Before and after shots of a dirty heatsink. As dust builds up on a heatsink it becomes less effective at dissipating heat, putting your PC at risk running too hot.

The vacuuming, brushwork, and multiple shots of canned air should remove most of the dust and other debris in your PC. Use a microfiber cloth to wipe away any particularly stubborn dust. Never use paper towels to wipe anything down inside a system, because they tend to leave lots of small fibers and dust on textured surfaces. A microfiber cloth leaves nothing behind.

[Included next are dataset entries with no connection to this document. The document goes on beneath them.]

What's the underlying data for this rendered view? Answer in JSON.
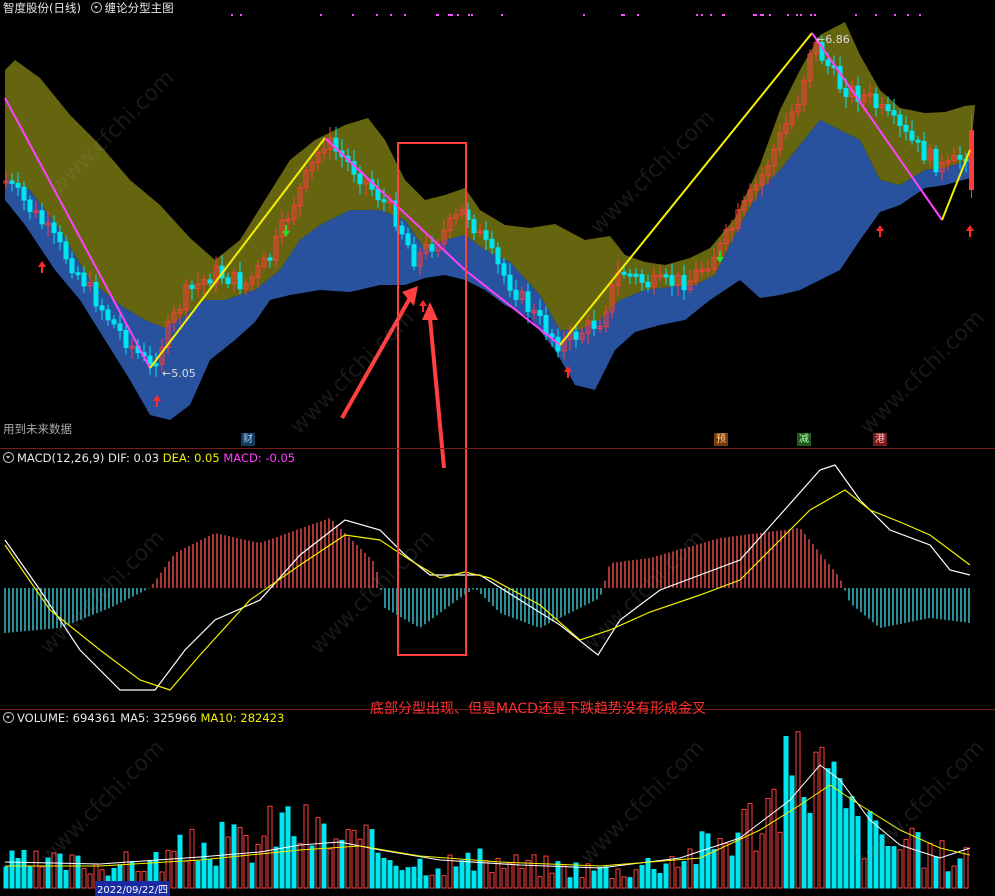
{
  "header": {
    "stock_name": "智度股份(日线)",
    "indicator_name": "缠论分型主图"
  },
  "future_data_note": "用到未来数据",
  "markers": {
    "cai": "财",
    "yu": "预",
    "jian": "减",
    "gang": "港"
  },
  "macd": {
    "title": "MACD(12,26,9)",
    "dif_label": "DIF: 0.03",
    "dea_label": "DEA: 0.05",
    "macd_label": "MACD: -0.05"
  },
  "volume": {
    "title": "VOLUME: 694361",
    "ma5_label": "MA5: 325966",
    "ma10_label": "MA10: 282423"
  },
  "annotation": "底部分型出现、但是MACD还是下跌趋势没有形成金叉",
  "watermark": "www.cfchi.com",
  "x_axis": [
    "2022/09/22/四"
  ],
  "chart_data": {
    "type": "line",
    "stroke_points": [
      {
        "label": "5.05",
        "value": 5.05
      },
      {
        "label": "6.86",
        "value": 6.86
      }
    ],
    "colors": {
      "up": "#ff3c3c",
      "down": "#00e6f0",
      "band_upper": "#6b6a10",
      "band_lower": "#2a56a6",
      "stroke_up": "#f4f000",
      "stroke_down": "#ff40ff"
    }
  }
}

One last tip: If your PC is more than six months old, it’s worth reapplying the thermal paste. The thermal interface material (or TIM) used between CPUs and GPUs and their heatsinks breaks down over time and becomes less effective at conducting heat away from your PC’s components. To replace the TIM, carefully remove the heatsink and clean any old TIM from the heatsink’s base and from the surface of the chip it was mounted to using isopropyl alcohol (or any other alcohol-based cleaner that won’t leave any residue). Once the surfaces are clean, apply the new TIM and remount the heatsink. For detailed instructions on how to apply thermal interface material and how to install heastinks on both AMD and Intel processors, check out our guide to installing a CPU cooler.

Regular cleaning pays off

Cleaning all of the muck and dirt out of a system can be pretty gross, at least the first time around, but doing it regularly ensures optimal cooling performance and stability. There’s really no downside other than the time spent, which won’t be fun if you’ve neglected your rig for an extended period of time. So get in there and get your hands dirty—your PC deserves a little TLC.